Can you attache the archived directory instead of text so that we can reproduce the issue easily? Also, is it possible to reproduce with Spark SQL?

rgelsi commented 1 year ago

Code to reproduce:

from deltalake import DeltaTable
from deltalake.writer import write_deltalake
import pandas as pd

path = "/path/to/"

data = {
    'col1': ['a', 'b'],
    'col2': [1, 2]
df = pd.DataFrame.from_dict(data)
write_deltalake(path, df)

dt = DeltaTable(path)

I can read the table without any problems with Spark SQL.

Also, if I generate a checkpoint with Spark after creating the checkpoint through the Python package, the table can be read again with Trino.

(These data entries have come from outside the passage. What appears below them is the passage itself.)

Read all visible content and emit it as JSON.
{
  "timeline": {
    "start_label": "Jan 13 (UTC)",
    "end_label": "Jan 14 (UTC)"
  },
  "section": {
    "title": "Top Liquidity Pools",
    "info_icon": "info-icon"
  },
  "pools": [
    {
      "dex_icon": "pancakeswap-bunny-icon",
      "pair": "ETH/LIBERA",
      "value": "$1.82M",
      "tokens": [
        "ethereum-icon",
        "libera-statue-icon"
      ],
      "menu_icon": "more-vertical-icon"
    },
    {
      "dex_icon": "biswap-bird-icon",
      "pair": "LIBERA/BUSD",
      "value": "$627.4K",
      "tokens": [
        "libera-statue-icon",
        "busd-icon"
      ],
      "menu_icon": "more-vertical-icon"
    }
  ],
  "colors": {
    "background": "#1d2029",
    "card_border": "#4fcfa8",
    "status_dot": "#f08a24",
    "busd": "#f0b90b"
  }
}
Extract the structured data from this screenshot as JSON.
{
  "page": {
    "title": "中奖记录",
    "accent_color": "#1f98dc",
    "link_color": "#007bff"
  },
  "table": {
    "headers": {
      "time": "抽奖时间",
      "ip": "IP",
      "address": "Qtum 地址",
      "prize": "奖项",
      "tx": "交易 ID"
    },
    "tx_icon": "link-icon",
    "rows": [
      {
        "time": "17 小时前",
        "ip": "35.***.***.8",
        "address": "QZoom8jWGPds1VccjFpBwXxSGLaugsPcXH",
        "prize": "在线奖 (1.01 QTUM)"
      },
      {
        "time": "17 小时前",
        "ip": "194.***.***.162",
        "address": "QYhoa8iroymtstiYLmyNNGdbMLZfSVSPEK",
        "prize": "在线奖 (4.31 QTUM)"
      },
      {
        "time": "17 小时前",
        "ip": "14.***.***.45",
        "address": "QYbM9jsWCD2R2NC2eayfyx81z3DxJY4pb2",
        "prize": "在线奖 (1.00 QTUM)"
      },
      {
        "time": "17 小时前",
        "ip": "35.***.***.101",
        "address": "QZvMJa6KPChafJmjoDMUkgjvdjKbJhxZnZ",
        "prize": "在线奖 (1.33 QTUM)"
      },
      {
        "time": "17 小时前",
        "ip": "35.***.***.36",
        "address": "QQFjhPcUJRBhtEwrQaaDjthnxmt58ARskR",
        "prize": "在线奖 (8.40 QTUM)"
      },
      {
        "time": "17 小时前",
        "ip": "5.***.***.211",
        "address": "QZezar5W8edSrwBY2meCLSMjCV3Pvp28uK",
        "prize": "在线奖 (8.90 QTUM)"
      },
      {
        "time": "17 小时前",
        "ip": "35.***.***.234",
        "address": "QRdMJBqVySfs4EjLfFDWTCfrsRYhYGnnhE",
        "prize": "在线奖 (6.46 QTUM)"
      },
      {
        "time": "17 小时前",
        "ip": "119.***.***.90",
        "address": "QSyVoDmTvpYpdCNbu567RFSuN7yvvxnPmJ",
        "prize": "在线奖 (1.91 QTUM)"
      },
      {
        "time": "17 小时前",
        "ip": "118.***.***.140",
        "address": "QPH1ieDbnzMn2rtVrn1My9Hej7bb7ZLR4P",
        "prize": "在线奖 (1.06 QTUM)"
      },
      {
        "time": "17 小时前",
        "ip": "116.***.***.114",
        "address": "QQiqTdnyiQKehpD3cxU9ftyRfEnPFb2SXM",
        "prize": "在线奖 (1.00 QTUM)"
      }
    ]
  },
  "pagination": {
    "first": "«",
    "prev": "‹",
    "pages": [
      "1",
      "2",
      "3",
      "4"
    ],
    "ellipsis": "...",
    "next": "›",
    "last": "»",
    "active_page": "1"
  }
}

ebyhr commented 1 year ago

Thanks, I could reproduce the issue in my laptop. Looking into the details.

ebyhr commented 1 year ago

Disabling parquet.use-column-index config property and restarting the cluster will help as the workaround. There's delta.parquet_use_column_index session property, but it's not used when reading checkpoint parquet files.